En redes sociales ya existe un término para describirlo: AI shame. No significa rechazar la inteligencia artificial, sino preguntarse cuánto de lo que produces sigue siendo realmente tuyo. ¿La idea fue tuya o del chatbot? ¿Aprendiste algo o simplemente obtuviste la respuesta más rápido?

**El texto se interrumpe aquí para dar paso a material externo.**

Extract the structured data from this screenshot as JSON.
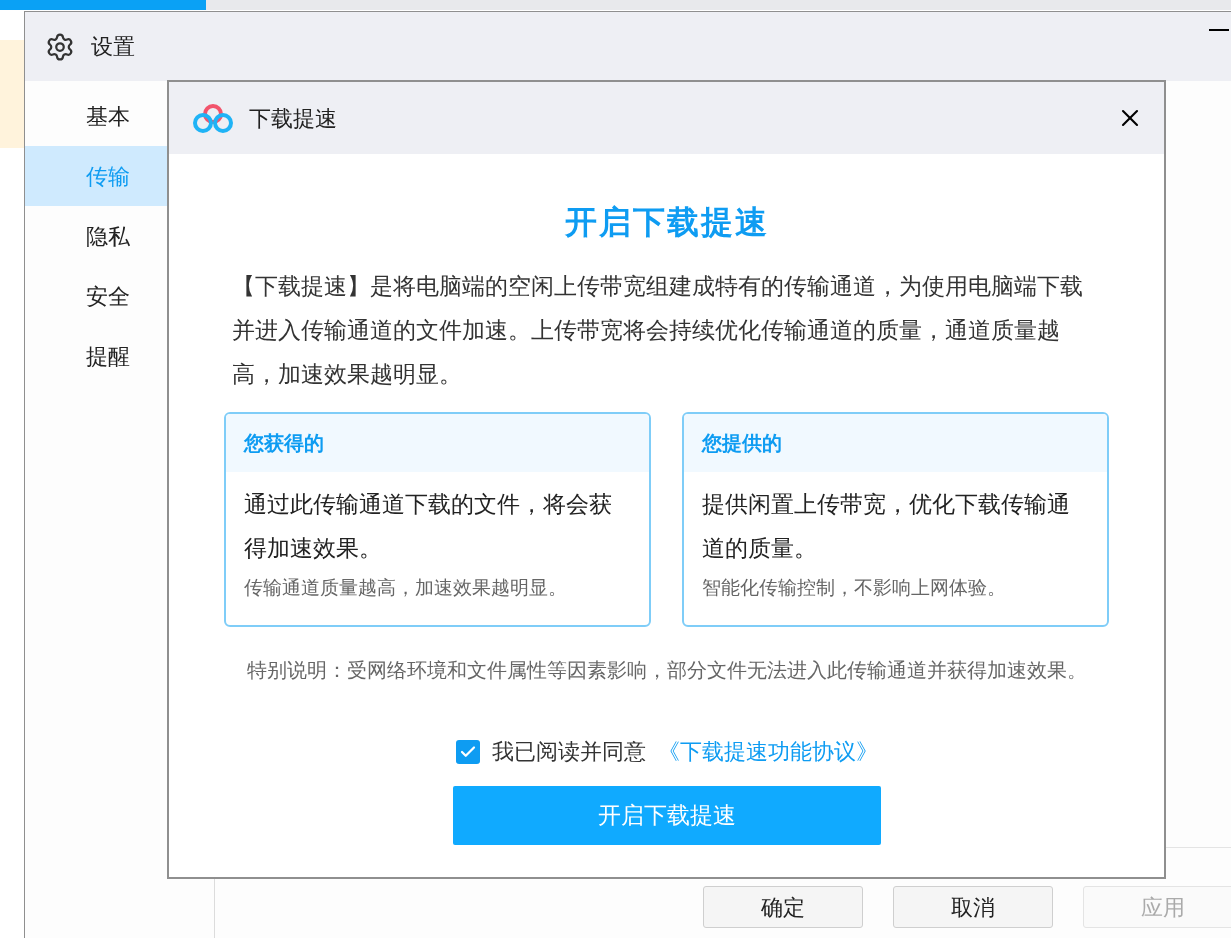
{
  "settings_window": {
    "title": "设置",
    "sidebar": {
      "items": [
        {
          "label": "基本",
          "selected": false
        },
        {
          "label": "传输",
          "selected": true
        },
        {
          "label": "隐私",
          "selected": false
        },
        {
          "label": "安全",
          "selected": false
        },
        {
          "label": "提醒",
          "selected": false
        }
      ]
    },
    "buttons": [
      {
        "label": "确定",
        "disabled": false
      },
      {
        "label": "取消",
        "disabled": false
      },
      {
        "label": "应用",
        "disabled": true
      }
    ]
  },
  "dialog": {
    "title": "下载提速",
    "heading": "开启下载提速",
    "description": "【下载提速】是将电脑端的空闲上传带宽组建成特有的传输通道，为使用电脑端下载并进入传输通道的文件加速。上传带宽将会持续优化传输通道的质量，通道质量越高，加速效果越明显。",
    "cards": [
      {
        "title": "您获得的",
        "body": "通过此传输通道下载的文件，将会获得加速效果。",
        "note": "传输通道质量越高，加速效果越明显。"
      },
      {
        "title": "您提供的",
        "body": "提供闲置上传带宽，优化下载传输通道的质量。",
        "note": "智能化传输控制，不影响上网体验。"
      }
    ],
    "notice": "特别说明：受网络环境和文件属性等因素影响，部分文件无法进入此传输通道并获得加速效果。",
    "agreement": {
      "checked": true,
      "label": "我已阅读并同意",
      "link": "《下载提速功能协议》"
    },
    "primary_button": "开启下载提速"
  }
}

La preocupación no está solo en la productividad, sino en el criterio. Resolver tareas en segundos puede ser muy útil, pero también reduce el espacio para equivocarse, investigar o desarrollar una opinión propia. Y ahí surge la incomodidad: hacer más no siempre significa pensar más.
Lo interesante es que la Generación Z, una de las que más utiliza estas herramientas, también empieza a establecer límites. Cada vez son más quienes reservan la IA para organizar ideas o automatizar tareas repetitivas, pero prefieren escribir, crear o estudiar ciertos temas por su cuenta para no perder habilidades.
La inteligencia artificial no está desapareciendo; al contrario, seguirá formando parte de la vida cotidiana. La verdadera tendencia consiste en aprender a usarla sin dejar que piense por nosotros. Porque quizá el nuevo lujo digital ya no sea automatizarlo todo… sino seguir confiando en el propio criterio.